Elena would have gone to him, now; married him; and loved him. She would have said it didn’t matter; they would make a life. And she would have convinced him. She would not have admitted to herself that it was her pride, her capacity for loyalty. She would not have thought that it was the Sicilian woman, who could kill for her love—or her honor. She was an American, an Italian-American, but in reverse, for the “American” came first.

She had confronted her father and ended by screaming at him. He had said only “You, a daughter, accuse your father of a crime. Your family, of a crime.”

And he would say nothing else. Elena, a mere girl, deserved no more. The police had come to school, talked with her, with her friends. And then they had gone to her father. But he had had no part in this thing. And so no one could say who had “done it” for Evan. Except they all knew, of course. Evan’s parents did not live in a world where revenge is private, an eye for an eye; they urged the police to greater effort. They had heard of Don Terranova, everyone had, but they were too angry to fear him. The case was still open; officially, there were “no suspects.”

 

The body was rocking back and forth as though to elude its agony. The eyes, dim with pain, no longer focused on her. She could not hear what he said. It was the faintest whisper, too soft for her to detect anger or fear. Elena walked over and the closed the door of the den.

Then, she knelt beside him. He seemed to try to reach out for her, but the arm no longer obeyed him. And then she heard, clearly, somewhere in the house, a door slam. A voice called out something.

She glanced down him. Had his eyes swept to the side? Had he heard? Did he hope, now, to win in the end? Again came the voice from a further room. Any moment, the door of the den might burst open and the man on the floor become all-powerful, again.

Elena was trembling. When she acted, it was as one might lash out in sheer self-defense, like an animal in a corner. But her movements were deliberate. Kneeling, she raised one knee and placed it on his neck against his throat. She leaned forward, throwing all of her slight weight onto that knee.

Then she cried out in alarm! His hand was on her bare leg! He had no strength, but he was touching her skin, looking at her, his expression undecipherable.

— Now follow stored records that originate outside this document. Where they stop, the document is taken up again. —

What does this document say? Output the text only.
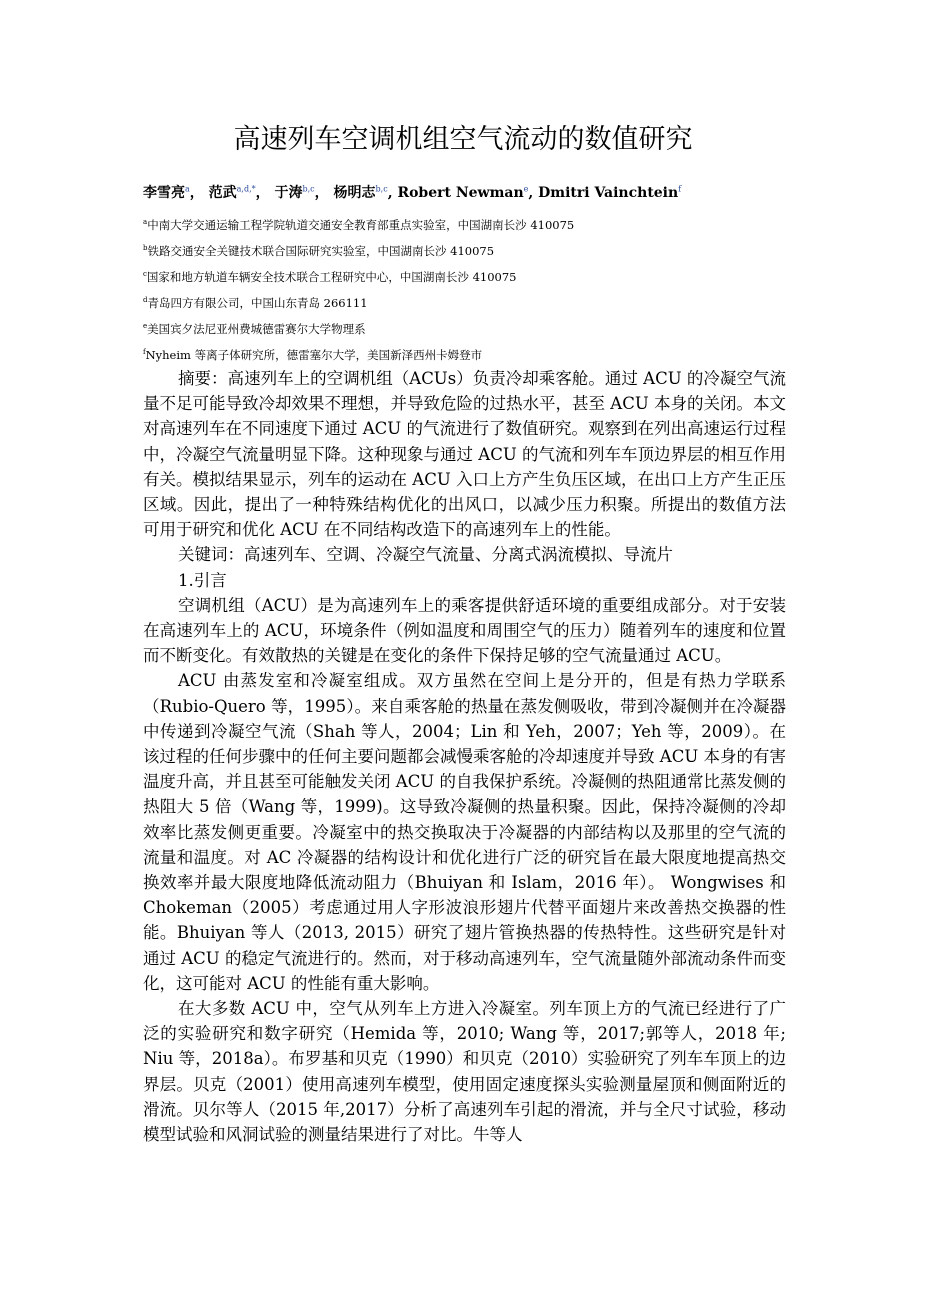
高速列车空调机组空气流动的数值研究
李雪亮$^a$， 范武$^{a,d,*}$， 于涛$^{b,c}$， 杨明志$^{b,c}$, Robert Newman$^e$, Dmitri Vainchtein$^f$
$^a$中南大学交通运输工程学院轨道交通安全教育部重点实验室，中国湖南长沙 410075
$^b$铁路交通安全关键技术联合国际研究实验室，中国湖南长沙 410075
$^c$国家和地方轨道车辆安全技术联合工程研究中心，中国湖南长沙 410075
$^d$青岛四方有限公司，中国山东青岛 266111
$^e$美国宾夕法尼亚州费城德雷赛尔大学物理系
$^f$Nyheim 等离子体研究所，德雷塞尔大学，美国新泽西州卡姆登市

摘要：高速列车上的空调机组（ACUs）负责冷却乘客舱。通过 ACU 的冷凝空气流量不足可能导致冷却效果不理想，并导致危险的过热水平，甚至 ACU 本身的关闭。本文对高速列车在不同速度下通过 ACU 的气流进行了数值研究。观察到在列出高速运行过程中，冷凝空气流量明显下降。这种现象与通过 ACU 的气流和列车车顶边界层的相互作用有关。模拟结果显示，列车的运动在 ACU 入口上方产生负压区域，在出口上方产生正压区域。因此，提出了一种特殊结构优化的出风口，以减少压力积聚。所提出的数值方法可用于研究和优化 ACU 在不同结构改造下的高速列车上的性能。

关键词：高速列车、空调、冷凝空气流量、分离式涡流模拟、导流片

1.引言

空调机组（ACU）是为高速列车上的乘客提供舒适环境的重要组成部分。对于安装在高速列车上的 ACU，环境条件（例如温度和周围空气的压力）随着列车的速度和位置而不断变化。有效散热的关键是在变化的条件下保持足够的空气流量通过 ACU。

ACU 由蒸发室和冷凝室组成。双方虽然在空间上是分开的，但是有热力学联系（Rubio-Quero 等，1995）。来自乘客舱的热量在蒸发侧吸收，带到冷凝侧并在冷凝器中传递到冷凝空气流（Shah 等人，2004；Lin 和 Yeh，2007；Yeh 等，2009）。在该过程的任何步骤中的任何主要问题都会减慢乘客舱的冷却速度并导致 ACU 本身的有害温度升高，并且甚至可能触发关闭 ACU 的自我保护系统。冷凝侧的热阻通常比蒸发侧的热阻大 5 倍（Wang 等，1999)。这导致冷凝侧的热量积聚。因此，保持冷凝侧的冷却效率比蒸发侧更重要。冷凝室中的热交换取决于冷凝器的内部结构以及那里的空气流的流量和温度。对 AC 冷凝器的结构设计和优化进行广泛的研究旨在最大限度地提高热交换效率并最大限度地降低流动阻力（Bhuiyan 和 Islam，2016 年）。 Wongwises 和 Chokeman（2005）考虑通过用人字形波浪形翅片代替平面翅片来改善热交换器的性能。Bhuiyan 等人（2013, 2015）研究了翅片管换热器的传热特性。这些研究是针对通过 ACU 的稳定气流进行的。然而，对于移动高速列车，空气流量随外部流动条件而变化，这可能对 ACU 的性能有重大影响。

在大多数 ACU 中，空气从列车上方进入冷凝室。列车顶上方的气流已经进行了广泛的实验研究和数字研究（Hemida 等，2010; Wang 等，2017;郭等人，2018 年; Niu 等，2018a）。布罗基和贝克（1990）和贝克（2010）实验研究了列车车顶上的边界层。贝克（2001）使用高速列车模型，使用固定速度探头实验测量屋顶和侧面附近的滑流。贝尔等人（2015 年,2017）分析了高速列车引起的滑流，并与全尺寸试验，移动模型试验和风洞试验的测量结果进行了对比。牛等人
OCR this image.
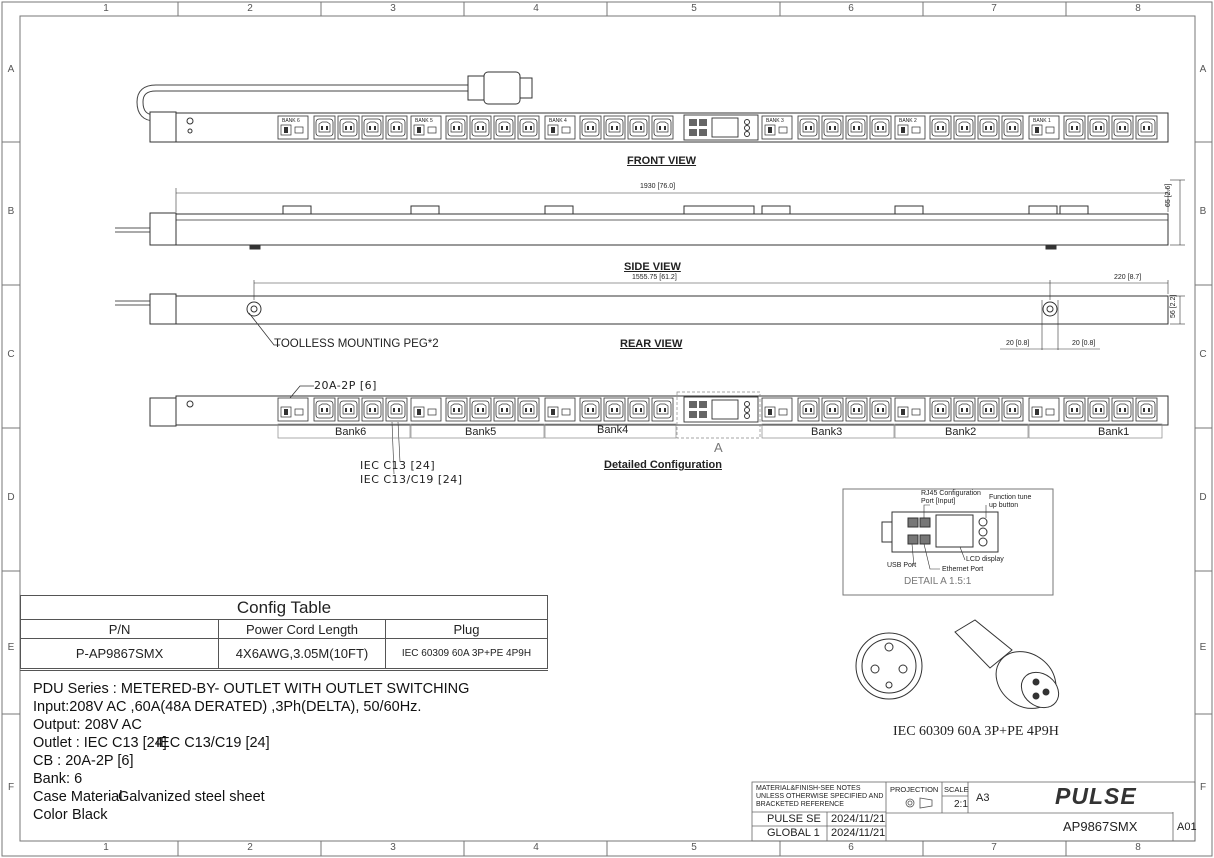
1	2	3	4	5	6	7	8
1	2	3	4	5	6	7	8
A
B
C
D
E
F
A
B
C
D
E
F
BANK 6	BANK 5	BANK 4	BANK 3	BANK 2	BANK 1
FRONT VIEW
SIDE VIEW
REAR VIEW
Detailed Configuration
1930 [76.0]	65 [2.6]
1555.75 [61.2]	220 [8.7]
56 [2.2]
20 [0.8]	20 [0.8]
TOOLLESS MOUNTING PEG*2
20A-2P [6]
IEC C13 [24]
IEC C13/C19 [24]
A
Bank6	Bank5	Bank4	Bank3	Bank2	Bank1
RJ45 Configuration
Port [Input]
Function tune
up button
LCD display
USB Port
Ethernet Port
DETAIL A 1.5:1
Config Table		
P/N	Power Cord Length	Plug
P-AP9867SMX	4X6AWG,3.05M(10FT)	IEC 60309 60A 3P+PE 4P9H
PDU Series : METERED-BY- OUTLET WITH OUTLET SWITCHING
Input:208V AC ,60A(48A DERATED) ,3Ph(DELTA), 50/60Hz.
Output: 208V AC
Outlet : IEC C13 [24]
IEC C13/C19 [24]
CB : 20A-2P [6]
Bank: 6
Case Material
Galvanized steel sheet
Color Black
IEC 60309 60A 3P+PE 4P9H
MATERIAL&FINISH-SEE NOTES
UNLESS OTHERWISE SPECIFIED AND
BRACKETED REFERENCE
PROJECTION SCALE
2:1
A3
PULSE SE 2024/11/21
GLOBAL 1 2024/11/21	AP9867SMX	A01
PULSE
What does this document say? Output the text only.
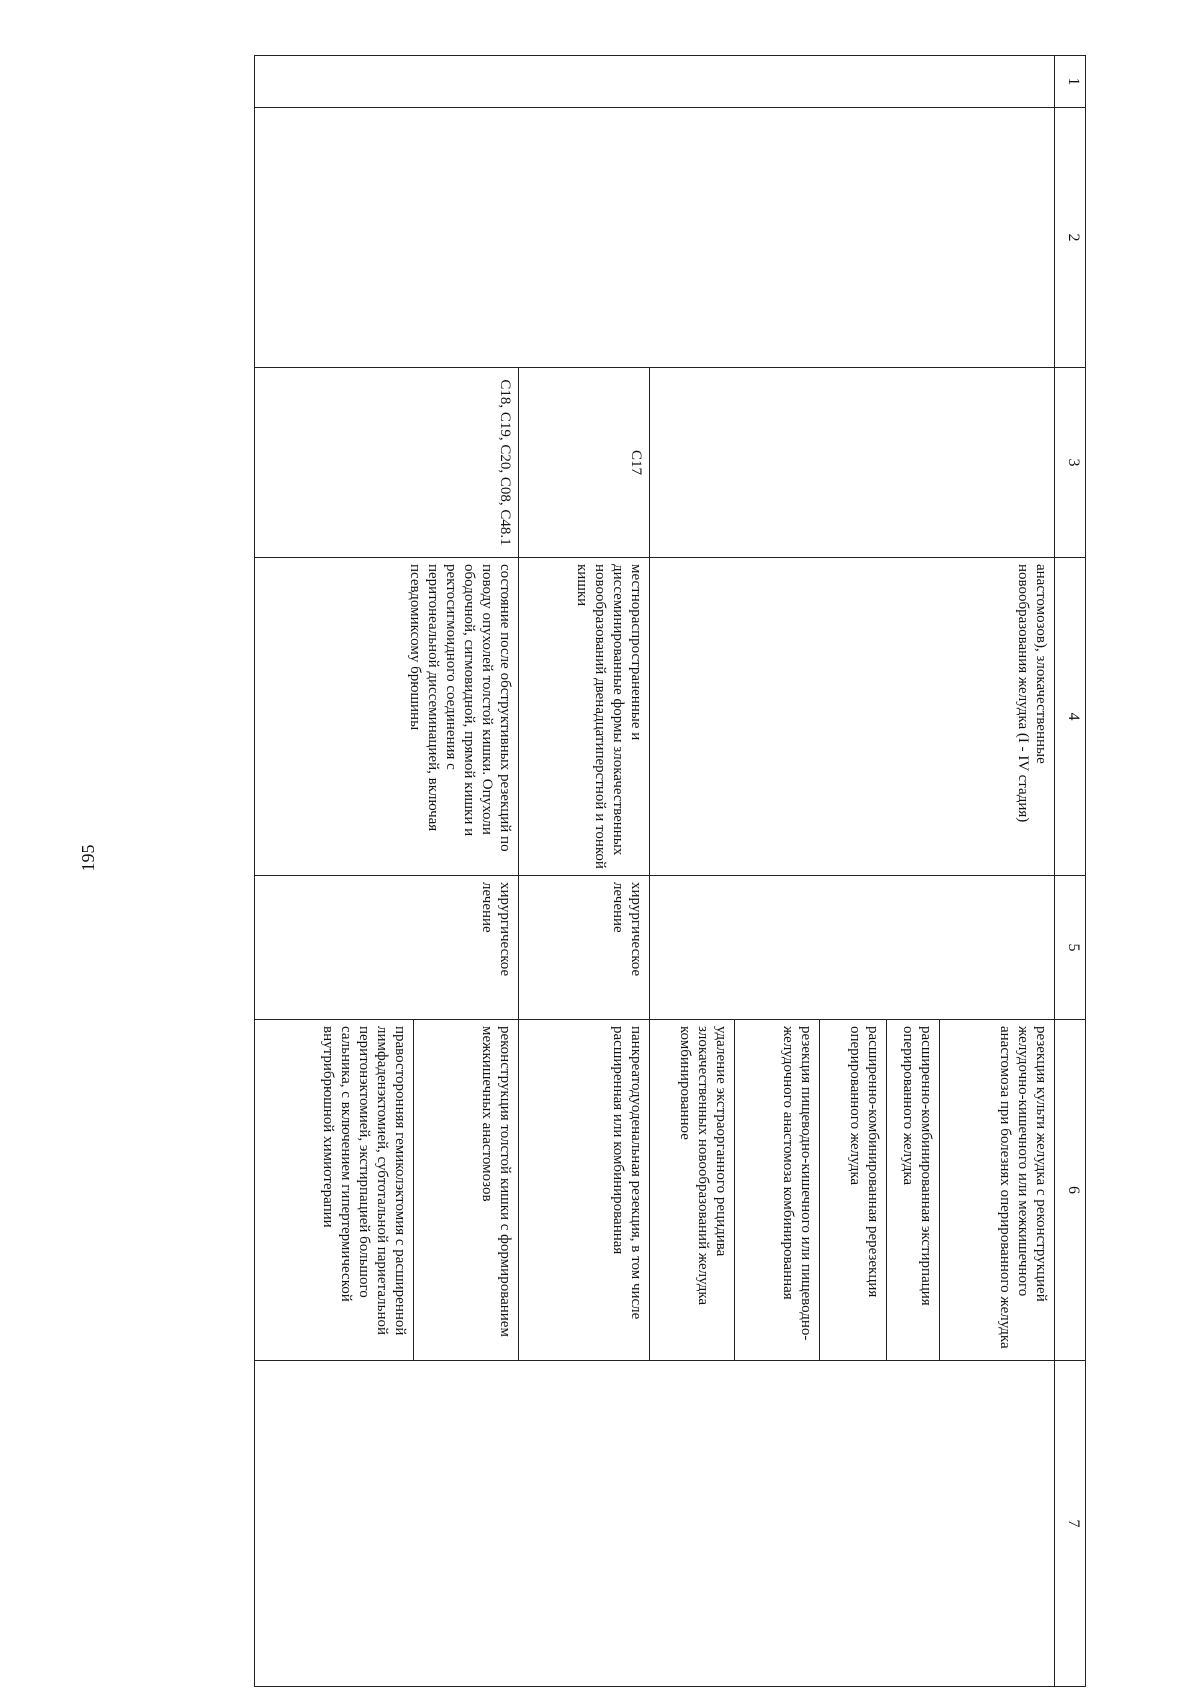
195
1	2	3	4	5	6	7
			анастомозов), злокачественные новообразования желудка (I - IV стадия)		резекция культи желудка с реконструкцией желудочно-кишечного или межкишечного анастомоза при болезнях оперированного желудка	
					расширенно-комбинированная экстирпация оперированного желудка	
					расширенно-комбинированная ререзекция оперированного желудка	
					резекция пищеводно-кишечного или пищеводно-желудочного анастомоза комбинированная	
					удаление экстраорганного рецидива злокачественных новообразований желудка комбинированное	
		C17	местнораспространенные и диссеминированные формы злокачественных новообразований двенадцатиперстной и тонкой кишки	хирургическое лечение	панкреатодуоденальная резекция, в том числе расширенная или комбинированная	
		C18, C19, C20, C08, C48.1	состояние после обструктивных резекций по поводу опухолей толстой кишки. Опухоли ободочной, сигмовидной, прямой кишки и ректосигмоидного соединения с перитонеальной диссеминацией, включая псевдомиксому брюшины	хирургическое лечение	реконструкция толстой кишки с формированием межкишечных анастомозов	
					правосторонняя гемиколэктомия с расширенной лимфаденэктомией, субтотальной париетальной перитонэктомией, экстирпацией большого сальника, с включением гипертермической внутрибрюшной химиотерапии	
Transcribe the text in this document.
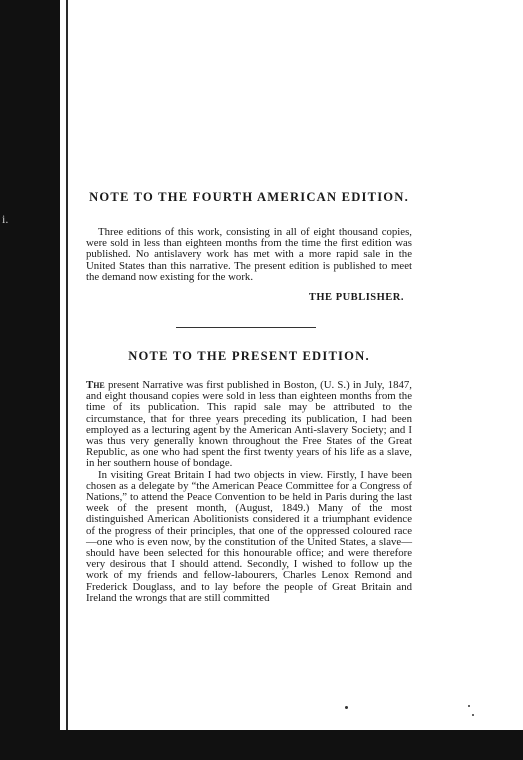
i.
NOTE TO THE FOURTH AMERICAN EDITION.

Three editions of this work, consisting in all of eight thousand copies, were sold in less than eighteen months from the time the first edition was published. No antislavery work has met with a more rapid sale in the United States than this narrative. The present edition is published to meet the demand now existing for the work.

THE PUBLISHER.

NOTE TO THE PRESENT EDITION.

The present Narrative was first published in Boston, (U. S.) in July, 1847, and eight thousand copies were sold in less than eighteen months from the time of its publication. This rapid sale may be attributed to the circumstance, that for three years preceding its publication, I had been employed as a lecturing agent by the American Anti-slavery Society; and I was thus very generally known throughout the Free States of the Great Republic, as one who had spent the first twenty years of his life as a slave, in her southern house of bondage.
In visiting Great Britain I had two objects in view. Firstly, I have been chosen as a delegate by “the American Peace Committee for a Congress of Nations,” to attend the Peace Convention to be held in Paris during the last week of the present month, (August, 1849.) Many of the most distinguished American Abolitionists considered it a triumphant evidence of the progress of their principles, that one of the oppressed coloured race—one who is even now, by the constitution of the United States, a slave—should have been selected for this honourable office; and were therefore very desirous that I should attend. Secondly, I wished to follow up the work of my friends and fellow-labourers, Charles Lenox Remond and Frederick Douglass, and to lay before the people of Great Britain and Ireland the wrongs that are still committed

She leaned even farther forward, desperately, throwing all her weight onto his windpipe.

Now he made no sound. She could not even hear his breath. Had his face turned a deeper red? She could not tell; it already was scarlet, with a bluish cast. His mouth opened.

The last thing to move were his eyes, closing.

Then, as though jolted by a shock, he jerked up his head, heaving forward his shoulders, and croaked out, “You can’t!” Just as suddenly, his whole body went limp, his arms fell, and his head rolled to the side. His chest no longer rose and fell.

“I can,” replied Elena.

She rose and strode over to the telephone, sweeping it up from the floor. Firmly, she dialed 911. A moment later, she was saying, “I need an ambulance, please.”

When she had provided the seemingly interminable catalog of information, she calmly replaced the receiver.

She did not glance down at him.

She walked to the door and swung it open. She paused a moment, drawing a deep breath, then she screamed, “Daddy is dying!”